Governo Letta: Un ministro africano
Cecile Kyenge, un’africana ministro all’integrazione e alla cooperazione.
Nella palese difficoltà e incongruenza di un esecutivo di larghe intese, il governo Letta, che certo io non mi auguravo per il nostro paese, spicca un evento davvero unico nella storia della nostra Repubblica: un ministro donna, originaria del Congo, che si occuperà di integrazione e di cooperazione internazionale.
E’ un medico, chirurgo e specializzato in oculistica, che vive da molti anni in Italia, ha sposato un italiano, è madre di due figlie, ed oltre ad esercitare la sua professione si occupa da sempre di diritti di cittadinanza, uguaglianza e tutela degli immigrati.
Un esempio, tra i tanti che purtroppo non fanno testo, del contributo dato dalla stragrande maggioranza di immigrati nel nostro paese. Ricordo che l’Italia è considerato a livello internazionale un paese a bassissimo livello di integrazione, di democrazia, di reali opportunità, di convivenza civile per chi, straniero, ci arriva.
Un paese segnato purtroppo da una cultura xenofoba e razzista, portata avanti negli ultimi decenni e in modo pervicace da partiti che ne hanno fatto il loro cavallo di battaglia.
La signora Kyenge, saggia e intelligente, con un percorso di vita fatto di sacrifici, dignità e determinazione, sarà di certo un valore aggiunto al cambiamento di cui L’Italia ha bisogno, che è anche culturale e sociale. Che ha bisogno di volare alto e di creare coesione, patti tra “vecchi” e “nuovi” cittadini, tra generazioni, tra lavoratori, tra uomini e donne, per ricostruire un tessuto sociale sano.
Sono certa del fatto che lei saprà parlare al cuore e alla testa di tutti e lavorerà per il bene comune, non solo per quello di una parte, la “sua” parte. Che ha peraltro bisogno che si rimetta mano alla legge Bossi-Fini, che si intervenga sui CIE, Centri di Identificazione ed Espulsione, veri e propri lager, prigioni dove vengono rinchiuse persone che pure non hanno commesso alcun reato se non quello di muoversi nel territorio del mondo: come sancito dalla Dichiarazione dei Diritti dell’Uomo.
In un vuoto normativo e umano insopportabile per un paese che si dichiara civile, che non prevede in realtà diritti né tutele per chi è più debole, che ha inventato il reato di clandestinità.
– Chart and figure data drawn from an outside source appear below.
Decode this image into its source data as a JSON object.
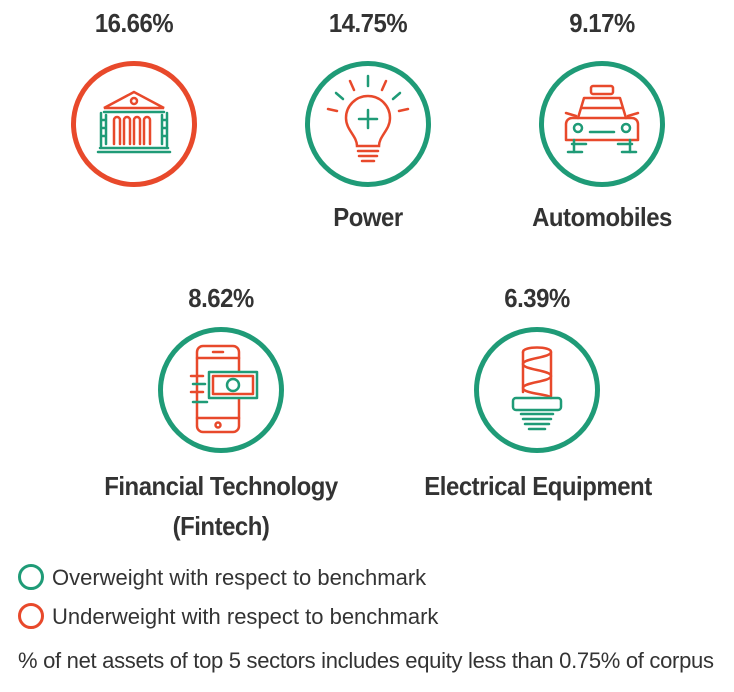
{
  "colors": {
    "overweight": "#1f9b77",
    "underweight": "#e8492b",
    "text": "#333333"
  },
  "sectors": [
    {
      "percent": "16.66%",
      "label": "",
      "weight": "underweight",
      "icon": "bank-icon"
    },
    {
      "percent": "14.75%",
      "label": "Power",
      "weight": "overweight",
      "icon": "lightbulb-icon"
    },
    {
      "percent": "9.17%",
      "label": "Automobiles",
      "weight": "overweight",
      "icon": "car-icon"
    },
    {
      "percent": "8.62%",
      "label_line1": "Financial Technology",
      "label_line2": "(Fintech)",
      "weight": "overweight",
      "icon": "mobile-payment-icon"
    },
    {
      "percent": "6.39%",
      "label": "Electrical Equipment",
      "weight": "overweight",
      "icon": "cfl-bulb-icon"
    }
  ],
  "legend": {
    "overweight": "Overweight with respect to benchmark",
    "underweight": "Underweight with respect to benchmark"
  },
  "footnote": "% of net assets of top 5 sectors includes equity less than 0.75% of corpus"
}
Con l’unico risultato di crearne di nuova, di accrescere l’ emarginazione e con essa le frange malavitose che tanto comodo fanno al crimine organizzato; sono i senza diritti, le ombre che popolano il mondo del lavoro nero e sottopagato, dall’edilizia all’agricoltura.
Sono i nuovi schiavi.
E che dire dei bambini figli di immigrati che nascono e vivono nel nostro paese?
Questi bambini coraggiosi e sapienti, portatori di due culture, di due storie, di due e più lingue, sono ancora considerati “stranieri” sulla base dello jus sanguinis, la legge che si affida in modo barbaro e anacronistico alla discendenza, e non allo jus soli, ormai patrimonio della gran parte dei paesi europei.
In base a questa norma di civiltà, infatti, a determinare la cittadinanza è il fatto di nascere,
crescere, abitare, andare a scuola in un determinato territorio, il suolo (soli) che tutti ci accomuna.
C’è un mare tra queste due concezioni, un mare grande come il Mediterraneo che ha inghiottito tanti giovani disperati in fuga dalla miseria, dalle dittature, alla ricerca di un lavoro e di una vita dignitosa. E quel mare va colmato con buone leggi, con buone pratiche di governo, con saggezza e cultura, con intelligenza e umanità.
Credo che questo ministro della Repubblica, che mi fa sentire orgogliosa di essere italiana, se sostenuta e appoggiata dai partiti e dalla società civile, potrà fare davvero un buon lavoro. E’ questo il mio augurio più sincero.